• How to Avoid Credit Card Debt pileup?

    Credit Card BYTES FROM OUR KITCHEN

    The growing trend in credit card usage has prompted banks to evolve a string of creative offers, lucrative discounts and scores of benefits to lure customers. With interest earned from credit cards offered by different banks being a phenomenal source of income, singapore banks are constantly restructuring features of credit cards to correspond with customers/singaporeans interest and requirements. In the process of achieving this, the amount of credit card debt has seen a massive increase. A whopping over 80% of credit card users are in some form of debt on their credit cards and there sure doesn’t seem to be any slowdown in the unabated debt accumulation. While it isn’t easy to stay away from any form of credit card debt – theoretically it certainly is easy – it is extremely essential that debt levels are prevented from reaching insurmountable highs.

    By following some very effective measures, you can preclude insuperable degrees of debt and achieve a decent state of finances. Here are some measures you can adopt.

    Related Read: Common mistakes leading to Credit Card debt

    Proven ways to controle your Credit Card Debts:

    Spending less than 35%-40% of your monthly income

    The credit limit offered by the bank on your card will probably be twice your monthly income. If you have a single credit card account, limiting yourself to spending not more than 35% of your monthly income on your credit card is good way to begin. Any instance where you spend more than 40% or 50% of your monthly income through your credit card will be the beginning of an unnerving debt pileup.

    A monthly debt of more than 50% can throw your finances off balance, especially considering other important expenses that need to be met for the month in question. Moreover, spending too much will force you to meet just about enough to cover your minimum monthly payment - the minimum monthly payment charged by banks is approximately about 3% of the monthly outstanding balance and also includes pending amounts from previous monthly payments, late payment charges and other charges that might hold applicable if they were to arise. Limiting yourself to spending 30% - 35% of your monthly income will certainly benefit you in managing your credit card debt efficiently.

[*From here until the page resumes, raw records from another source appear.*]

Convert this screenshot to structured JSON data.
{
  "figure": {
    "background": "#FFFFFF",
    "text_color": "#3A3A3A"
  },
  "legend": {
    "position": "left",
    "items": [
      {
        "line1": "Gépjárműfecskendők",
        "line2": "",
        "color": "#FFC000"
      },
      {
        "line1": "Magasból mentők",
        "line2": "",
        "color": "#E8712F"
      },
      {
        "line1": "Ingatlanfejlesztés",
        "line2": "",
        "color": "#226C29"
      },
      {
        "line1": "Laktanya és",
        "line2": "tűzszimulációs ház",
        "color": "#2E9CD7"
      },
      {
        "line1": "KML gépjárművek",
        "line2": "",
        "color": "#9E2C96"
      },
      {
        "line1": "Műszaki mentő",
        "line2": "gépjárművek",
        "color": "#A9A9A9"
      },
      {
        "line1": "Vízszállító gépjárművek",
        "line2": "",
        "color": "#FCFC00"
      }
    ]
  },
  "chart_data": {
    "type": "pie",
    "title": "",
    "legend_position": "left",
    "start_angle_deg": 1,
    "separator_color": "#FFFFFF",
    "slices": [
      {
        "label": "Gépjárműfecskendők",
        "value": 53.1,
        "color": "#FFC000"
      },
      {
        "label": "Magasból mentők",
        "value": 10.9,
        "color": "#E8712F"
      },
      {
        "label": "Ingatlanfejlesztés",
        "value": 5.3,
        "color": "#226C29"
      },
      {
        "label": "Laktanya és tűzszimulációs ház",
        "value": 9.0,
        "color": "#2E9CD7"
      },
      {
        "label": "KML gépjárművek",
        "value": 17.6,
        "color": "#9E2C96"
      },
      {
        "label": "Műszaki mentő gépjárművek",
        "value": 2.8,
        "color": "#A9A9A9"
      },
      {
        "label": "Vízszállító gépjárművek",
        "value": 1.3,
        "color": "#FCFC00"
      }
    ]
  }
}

    Avoiding cash withdrawals on your card

    Credit cards allow you to obtain cash advances to the tune of about 60%-70% of your credit limit. While it is appreciative that banks allow for this provision to meet emergency cash requirements, using your card for withdrawals can be more pernicious than you’d have originally imagined.

    Cash advances carry interest charges of about 28% p.a. and levied at a compounding rate on a daily basis until you’ve paid the amount in full. Besides, handling charges of about 5% or 6% of the withdrawn amount are also levied. This practically means that you’d be paying a lot more towards interest considering that interest is levied on all your purchases, again, on an everyday basis (this happens even if you miss out paying the entire monthly balance within the interest free period even once).

    Thus, by way of avoiding cash withdrawals using your credit card, you can control your debt from completely spiralling out of control.

    Negotiating the interest rate on your card

    As a credit card customer, whether existing or potential, you can negotiate the annual interest charged by banks. However, this move is contingent on how good your credit score is. If you have a decent credit score by way of prudently managing your debts in the past, you can negotiate a lesser interest rate with the financial institution issuing you the card.

    Your credit score is dependent on factors including the amount of debt owed by you, your credit history, your history of payments, and the type of credit you’ve availed in the past. A low or dismal credit score might see you availing a higher interest rate on your purchases, resulting in an increase in debt value.

    Holding Multiple Credit Cards

    Multiple credit cards can be a serious problem if you haven’t disciplined yourself in using your credit card. More the number of cards you hold, more the combined credit limit you are accessible to - this may psychologically work against you, leading you to spend frivolously. On the other hand, if you’ve trained yourself to judiciously use your credit card, having multiple credit cards and using them wisely can actually work to improve your credit score. The reason is that the ratio of debt used to debt allotted will be much less, giving credit companies and financial institutions the indication that you are a good manager of your credit.

    Learn : How to prioritize multiple credit cards repayments

    Converting huge debt into instalments

    Another effective way to avoid pileup of debt on your credit card is by converting debt on your card to monthly instalments. This can work well in the case of multiple cards too. Converting your debt into instalment payments also covers interest charges and allows you to better manage your investments for a given month. However, if you’ve committed to instalment payments, make double sure that you keep you card use to the bare minimum. If you hold multiple credit cards and hold a large debt on one card, make sure you limit your usage on the other cards you hold.

    Thus, by following these measures, you can avoid debt pileup on your card(s) to a great extent. However, these measures can certainly be difficult to adopt – precisely why you need to constantly keep reminding yourself to exercise restraint when you wish to use your credit card to make purchases.